During his acceptance speech at the Democratic National Convention last night, President Barack Obama asked people to be patient with the economic recovery. “The truth is, it will take more than a few years for us to solve challenges that have built up over the decades,” he said.

His advisers are surely hoping this morning that people were listening. The Bureau of Labor Statistics released its monthly jobs data this morning, which revealed that sluggish growth trends are continuing, and a recovery remains elusive.

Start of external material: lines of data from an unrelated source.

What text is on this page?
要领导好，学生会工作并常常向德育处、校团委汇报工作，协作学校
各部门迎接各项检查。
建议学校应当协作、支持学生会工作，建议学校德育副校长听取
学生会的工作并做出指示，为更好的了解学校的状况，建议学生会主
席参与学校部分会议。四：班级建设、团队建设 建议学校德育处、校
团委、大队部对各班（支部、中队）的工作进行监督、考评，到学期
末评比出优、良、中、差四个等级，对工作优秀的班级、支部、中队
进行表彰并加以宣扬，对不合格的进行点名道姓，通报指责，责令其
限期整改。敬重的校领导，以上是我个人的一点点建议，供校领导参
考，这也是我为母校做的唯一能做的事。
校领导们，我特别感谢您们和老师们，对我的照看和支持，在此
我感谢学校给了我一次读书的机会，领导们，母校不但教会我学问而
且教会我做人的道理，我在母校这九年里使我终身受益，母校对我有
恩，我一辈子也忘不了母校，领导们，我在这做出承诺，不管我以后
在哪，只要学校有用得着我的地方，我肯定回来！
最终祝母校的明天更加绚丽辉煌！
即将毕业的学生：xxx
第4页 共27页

The economy added 96,000 jobs in August, according to the data, which is at about the level needed to keep up with population growth. The unemployment rate dropped from 8.3 percent to 8.1 percent, but only because 368,000 people stopped looking for work.

Public sector job losses continue to be a huge problem: 6,000 jobs were lost at the state level in August, and 4,000 at the local level. (The federal government added 3,000 jobs). The public sector has now shed 571,000 jobs in total.

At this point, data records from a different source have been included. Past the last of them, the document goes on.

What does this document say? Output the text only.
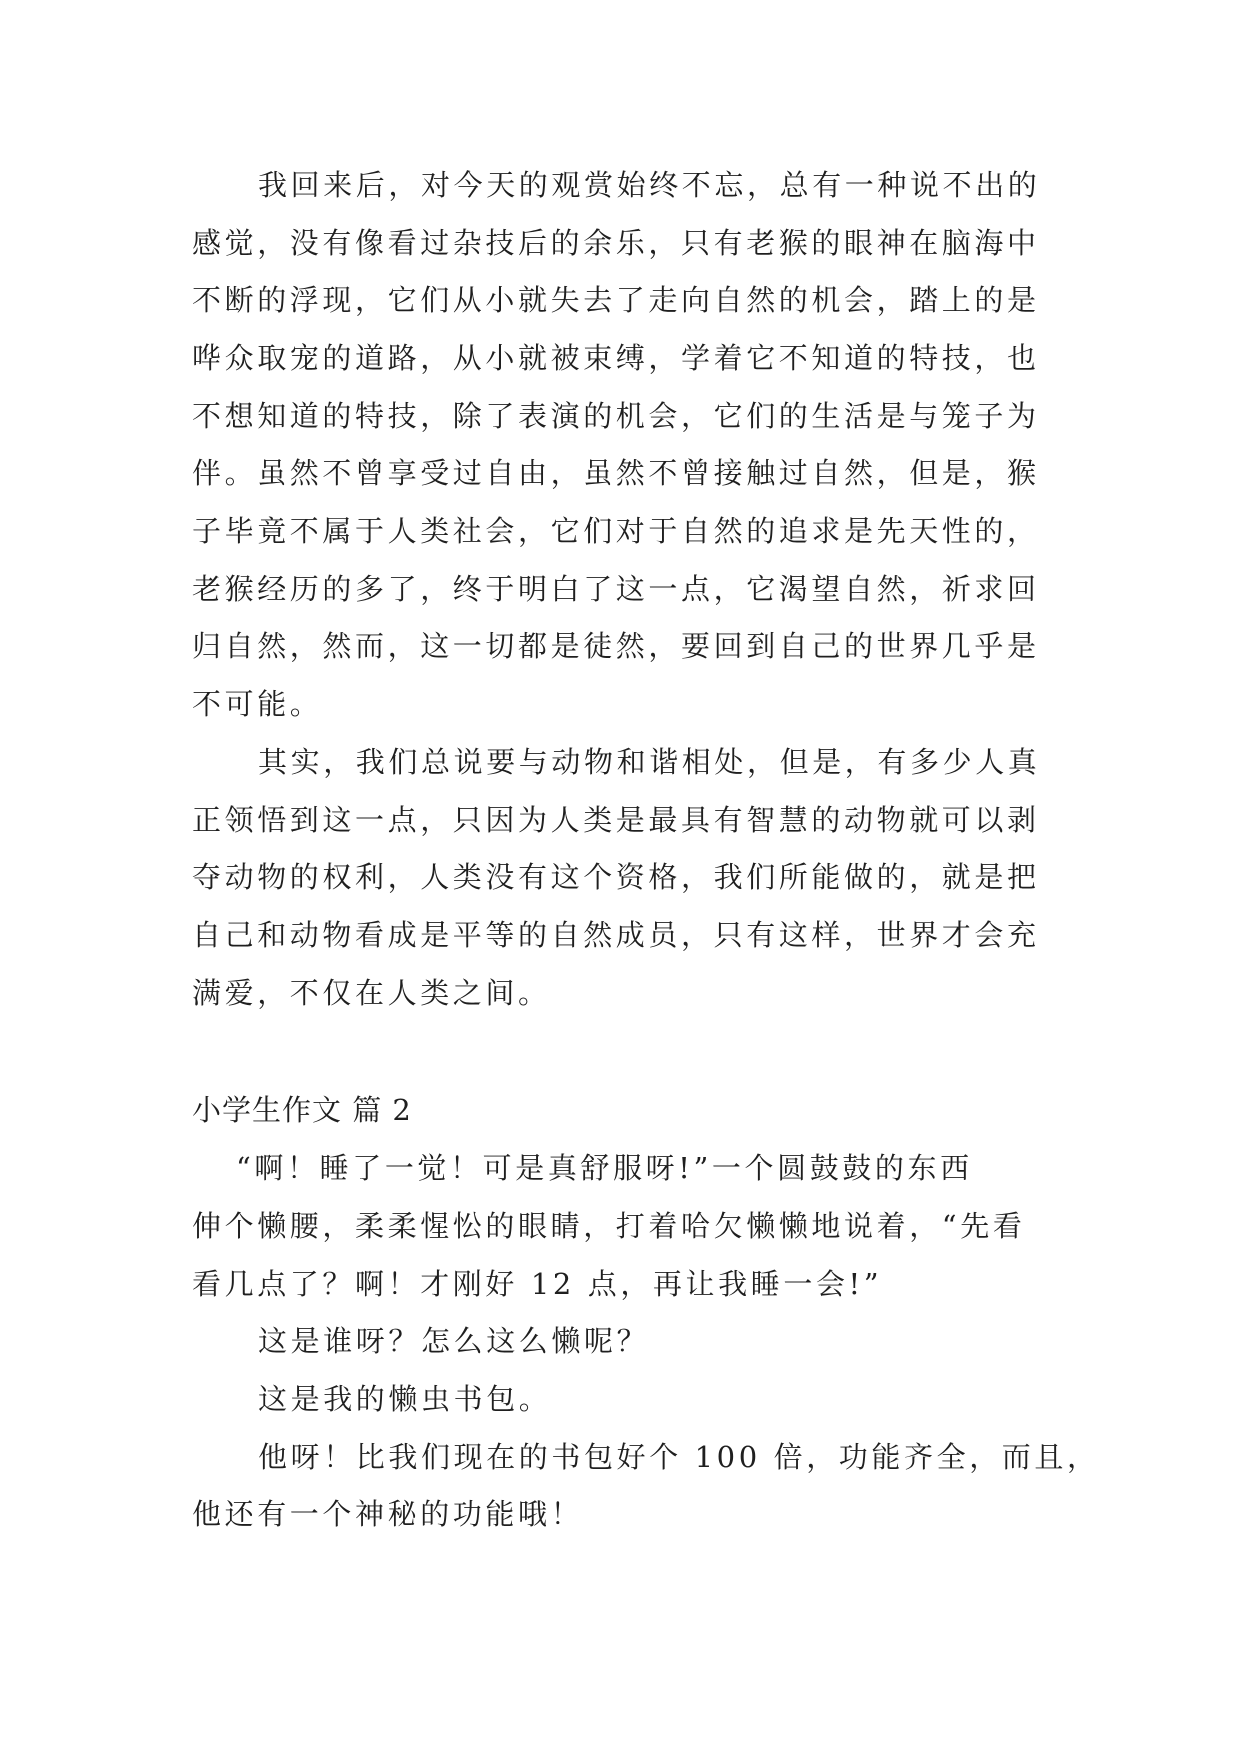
我回来后，对今天的观赏始终不忘，总有一种说不出的
感觉，没有像看过杂技后的余乐，只有老猴的眼神在脑海中
不断的浮现，它们从小就失去了走向自然的机会，踏上的是
哗众取宠的道路，从小就被束缚，学着它不知道的特技，也
不想知道的特技，除了表演的机会，它们的生活是与笼子为
伴。虽然不曾享受过自由，虽然不曾接触过自然，但是，猴
子毕竟不属于人类社会，它们对于自然的追求是先天性的，
老猴经历的多了，终于明白了这一点，它渴望自然，祈求回
归自然，然而，这一切都是徒然，要回到自己的世界几乎是
不可能。
其实，我们总说要与动物和谐相处，但是，有多少人真
正领悟到这一点，只因为人类是最具有智慧的动物就可以剥
夺动物的权利，人类没有这个资格，我们所能做的，就是把
自己和动物看成是平等的自然成员，只有这样，世界才会充
满爱，不仅在人类之间。
小学生作文 篇 2
“啊！睡了一觉！可是真舒服呀!”一个圆鼓鼓的东西
伸个懒腰，柔柔惺忪的眼睛，打着哈欠懒懒地说着，“先看
看几点了？啊！才刚好 12 点，再让我睡一会!”
这是谁呀？怎么这么懒呢？
这是我的懒虫书包。
他呀！比我们现在的书包好个 100 倍，功能齐全，而且，
他还有一个神秘的功能哦！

The private sector continued to add jobs, for the thirtieth straight month, but a deeper dive into the gains is troubling. The manufacturing sector—which Obama promised to revive last night, with 1 million new jobs—lost 15,000 jobs. Many of the gains were in low-paying sectors: retail (6,100 jobs) and hotels, restaurants and leisure industries (34,000 jobs).

The president’s team is trying to focus attention on the continued private-sector job gains, and noting that Obama has made things (at least marginally) better. Its argument is summed up in this chart, showing that the unemployment rate is indeed improving:

But the Romney-Ryan team was quick to pounce on signs of anemic growth. “43 straight months of unemployment above 8%. This is not what a recovery looks like,” tweeted Ryan. “If last night was the party, this morning is the hangover,” said Romney.

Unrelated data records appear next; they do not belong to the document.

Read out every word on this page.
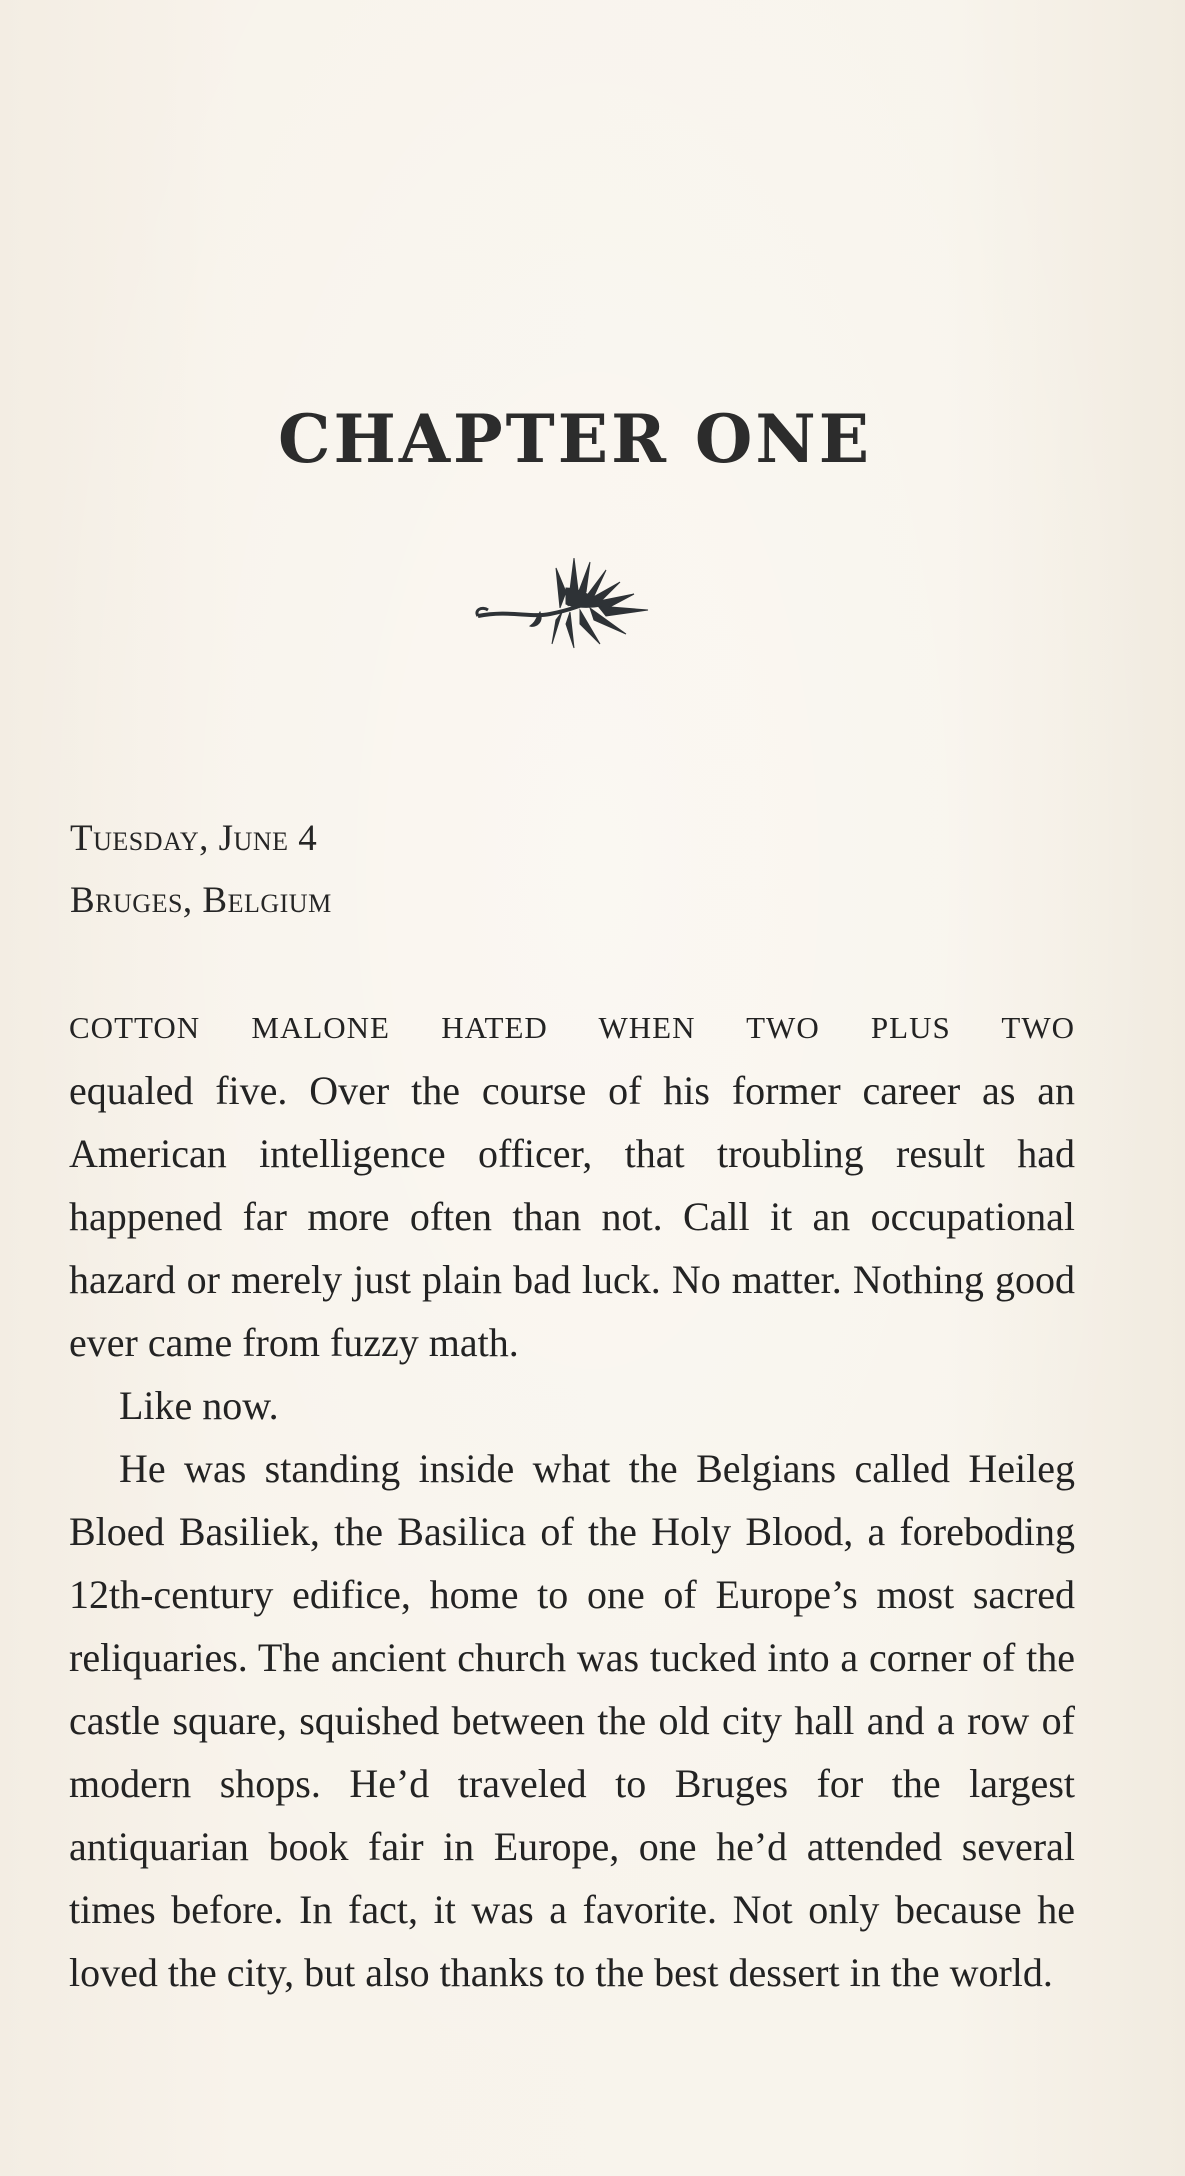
CHAPTER ONE
Tuesday, June 4
Bruges, Belgium

COTTON MALONE HATED WHEN TWO PLUS TWO
equaled five. Over the course of his former career as an American intelligence officer, that troubling result had happened far more often than not. Call it an occupational hazard or merely just plain bad luck. No matter. Nothing good ever came from fuzzy math.

Like now.

He was standing inside what the Belgians called Heileg Bloed Basiliek, the Basilica of the Holy Blood, a foreboding 12th-century edifice, home to one of Europe’s most sacred reliquaries. The ancient church was tucked into a corner of the castle square, squished between the old city hall and a row of modern shops. He’d traveled to Bruges for the largest antiquarian book fair in Europe, one he’d attended several times before. In fact, it was a favorite. Not only because he loved the city, but also thanks to the best dessert in the world.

Their argument could be summed up in this chart, showing how far the economy still has to go, and how truly modest—at best—the recent gains have been:

Ultimately, this was a status quo report, on pace with recent data—it’s just that the status quo is not all that great. Without any major spikes or valleys in the next two months, voters will have to choose based on who they think has a better plan for accelerating job growth.

It should be noted that the American Jobs Act—which Obama introduced almost exactly one year ago, and which Republicans in Congress have blocked ever since—would add 2.6 million jobs to the economy, protect 1.6 million more, and 2 percent to gross domestic product, according to the Economic Policy Institute.

Romney, meanwhile, has a somewhat vague jobs plan that the Center for American Progress Action Fund estimates would actually eliminate 360,000 jobs next year. Many of the proposals in Romney’s plan don’t change policy, making it hard to discern how he believes they would create jobs. Others, like tax credits for companies that outsource jobs, would obviously depress employment.